This could be chalked up to how male-focused society in general is, but studies have shown that tolerance of lesbians tends to be higher than that of gay men, and lesbians are less likely to be targeted for violence because of their sexuality.
One of University of California, Davis researcher Gregory Herek’s studies found that 38 percent of gay men had been victims of theft, vandalism, or violence—sexual or otherwise—because of their perceived orientation, while only 13 percent of lesbians reported the same.
An unrelated study in England found that LGBT teenagers are nearly twice as likely to be bullied as straight classmates. However, in young adulthood, while lesbians and straight women faced about the same amount of harassment, young gay men were nearly four times more likely to experience it than their straight colleagues.
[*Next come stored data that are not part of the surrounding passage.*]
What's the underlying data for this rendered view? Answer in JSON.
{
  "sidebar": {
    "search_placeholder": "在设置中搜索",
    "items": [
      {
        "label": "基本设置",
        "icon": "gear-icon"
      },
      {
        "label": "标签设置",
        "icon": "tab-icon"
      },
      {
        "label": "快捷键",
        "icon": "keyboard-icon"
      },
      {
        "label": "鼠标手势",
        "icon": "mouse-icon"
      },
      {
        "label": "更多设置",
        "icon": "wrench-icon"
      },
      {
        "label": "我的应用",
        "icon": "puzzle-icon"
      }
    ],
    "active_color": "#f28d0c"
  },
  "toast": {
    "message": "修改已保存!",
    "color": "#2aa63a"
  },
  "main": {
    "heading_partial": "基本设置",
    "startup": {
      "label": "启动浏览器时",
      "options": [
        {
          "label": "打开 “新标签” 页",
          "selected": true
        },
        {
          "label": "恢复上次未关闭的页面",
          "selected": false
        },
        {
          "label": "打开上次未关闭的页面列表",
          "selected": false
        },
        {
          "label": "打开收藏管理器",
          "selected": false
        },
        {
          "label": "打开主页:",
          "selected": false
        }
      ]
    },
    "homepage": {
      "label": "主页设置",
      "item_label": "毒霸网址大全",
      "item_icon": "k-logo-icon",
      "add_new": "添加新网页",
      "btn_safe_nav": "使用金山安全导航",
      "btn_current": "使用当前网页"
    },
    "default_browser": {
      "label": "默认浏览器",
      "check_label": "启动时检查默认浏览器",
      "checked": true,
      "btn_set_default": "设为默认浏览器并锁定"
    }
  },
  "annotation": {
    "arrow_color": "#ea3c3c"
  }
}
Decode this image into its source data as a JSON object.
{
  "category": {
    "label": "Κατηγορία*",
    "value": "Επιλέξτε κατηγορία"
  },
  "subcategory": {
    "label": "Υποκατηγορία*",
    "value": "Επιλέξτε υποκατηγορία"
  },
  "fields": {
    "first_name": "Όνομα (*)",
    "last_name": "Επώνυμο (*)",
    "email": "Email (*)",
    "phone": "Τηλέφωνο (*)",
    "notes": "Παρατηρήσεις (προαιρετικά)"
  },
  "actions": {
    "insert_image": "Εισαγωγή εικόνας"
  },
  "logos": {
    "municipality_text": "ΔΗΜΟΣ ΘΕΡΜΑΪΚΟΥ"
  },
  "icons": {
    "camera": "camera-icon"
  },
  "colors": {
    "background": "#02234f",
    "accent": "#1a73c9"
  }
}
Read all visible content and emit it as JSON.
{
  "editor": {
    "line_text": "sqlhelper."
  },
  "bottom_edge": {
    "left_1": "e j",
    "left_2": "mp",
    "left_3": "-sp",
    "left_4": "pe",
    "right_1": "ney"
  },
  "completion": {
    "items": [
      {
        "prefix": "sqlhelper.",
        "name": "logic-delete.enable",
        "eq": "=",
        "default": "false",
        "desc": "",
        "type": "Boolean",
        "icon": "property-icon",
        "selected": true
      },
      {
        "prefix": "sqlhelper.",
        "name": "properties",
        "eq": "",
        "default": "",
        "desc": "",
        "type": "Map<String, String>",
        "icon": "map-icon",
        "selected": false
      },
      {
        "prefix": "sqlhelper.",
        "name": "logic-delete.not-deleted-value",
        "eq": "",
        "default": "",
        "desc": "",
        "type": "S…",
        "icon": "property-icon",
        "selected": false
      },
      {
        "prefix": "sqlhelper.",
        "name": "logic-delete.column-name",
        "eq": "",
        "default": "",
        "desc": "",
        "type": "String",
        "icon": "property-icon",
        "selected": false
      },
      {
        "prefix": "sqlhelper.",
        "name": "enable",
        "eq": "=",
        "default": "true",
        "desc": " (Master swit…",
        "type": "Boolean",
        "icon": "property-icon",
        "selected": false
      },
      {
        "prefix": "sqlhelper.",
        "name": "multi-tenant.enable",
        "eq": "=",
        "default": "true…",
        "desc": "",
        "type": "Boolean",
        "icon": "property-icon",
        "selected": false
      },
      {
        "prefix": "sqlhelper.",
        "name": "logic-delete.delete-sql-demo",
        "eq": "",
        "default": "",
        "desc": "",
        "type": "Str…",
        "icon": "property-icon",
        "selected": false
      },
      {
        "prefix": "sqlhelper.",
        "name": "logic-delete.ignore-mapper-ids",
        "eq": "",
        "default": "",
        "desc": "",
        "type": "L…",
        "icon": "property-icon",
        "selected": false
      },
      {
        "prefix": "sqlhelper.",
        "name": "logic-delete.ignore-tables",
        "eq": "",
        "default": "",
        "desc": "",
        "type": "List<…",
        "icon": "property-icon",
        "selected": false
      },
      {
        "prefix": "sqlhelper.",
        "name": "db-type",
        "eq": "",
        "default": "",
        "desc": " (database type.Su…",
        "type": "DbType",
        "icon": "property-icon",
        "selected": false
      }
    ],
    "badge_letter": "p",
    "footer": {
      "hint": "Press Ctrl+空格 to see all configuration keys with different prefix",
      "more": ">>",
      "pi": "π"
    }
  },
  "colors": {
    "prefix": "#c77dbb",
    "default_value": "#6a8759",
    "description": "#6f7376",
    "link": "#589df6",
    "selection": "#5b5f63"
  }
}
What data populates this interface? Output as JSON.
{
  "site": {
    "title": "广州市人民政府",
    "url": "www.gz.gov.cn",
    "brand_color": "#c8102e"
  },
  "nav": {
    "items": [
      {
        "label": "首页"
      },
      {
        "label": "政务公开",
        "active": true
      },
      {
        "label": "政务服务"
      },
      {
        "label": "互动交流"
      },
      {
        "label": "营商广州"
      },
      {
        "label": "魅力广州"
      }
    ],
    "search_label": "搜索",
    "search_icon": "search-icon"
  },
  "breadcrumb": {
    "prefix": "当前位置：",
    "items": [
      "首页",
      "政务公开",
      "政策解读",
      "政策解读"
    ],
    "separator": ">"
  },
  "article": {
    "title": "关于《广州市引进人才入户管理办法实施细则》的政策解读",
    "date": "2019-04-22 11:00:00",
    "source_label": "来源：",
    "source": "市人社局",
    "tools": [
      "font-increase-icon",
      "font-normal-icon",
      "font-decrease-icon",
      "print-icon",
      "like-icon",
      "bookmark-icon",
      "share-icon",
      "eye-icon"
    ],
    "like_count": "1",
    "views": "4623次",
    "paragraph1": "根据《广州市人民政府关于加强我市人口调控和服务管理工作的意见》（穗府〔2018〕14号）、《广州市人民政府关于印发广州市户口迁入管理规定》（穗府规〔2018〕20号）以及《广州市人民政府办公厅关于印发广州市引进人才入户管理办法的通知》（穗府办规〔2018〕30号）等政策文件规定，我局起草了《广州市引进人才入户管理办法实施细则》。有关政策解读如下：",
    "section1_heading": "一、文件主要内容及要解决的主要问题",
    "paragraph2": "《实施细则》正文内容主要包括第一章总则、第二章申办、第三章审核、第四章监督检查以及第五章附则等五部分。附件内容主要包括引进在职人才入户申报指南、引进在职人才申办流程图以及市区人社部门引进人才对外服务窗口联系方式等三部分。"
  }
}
Bisexual fiction writer Tasha Campbell told 429Magazine, “lesbian sex/relationships are often seen as not real sex because a penis is not involved. This is where men get the idea that lesbians who use dildos aren’t really lesbians, or that two lesbians want to have sex with a man as well. It’s the idea that [the]penis matters most.”
Another reason for this disparity is societal expectations; men are “supposed” to act a certain way, and anything hinting at being especially close to another man is likely to be noticed and mocked. In contrast, women can be physically affectionate, to a point, with each other without attracting negative attention, and are able to dress as they please with much more freedom. Women who present themselves as more traditionally masculine than most may still be hassled for looking like “dykes,” but are still far less likely to be outright threatened than a man wearing a skirt.
It might seem illogical to think of female invisibility as a good thing, but it does mean that women who don’t match what society expects of them can fly under the radar. In contrast, despite the existence of male privilege—or, perhaps, because of it—what is expected of a man is very narrowly defined, which means that many are denied the right to decide for themselves what defines them.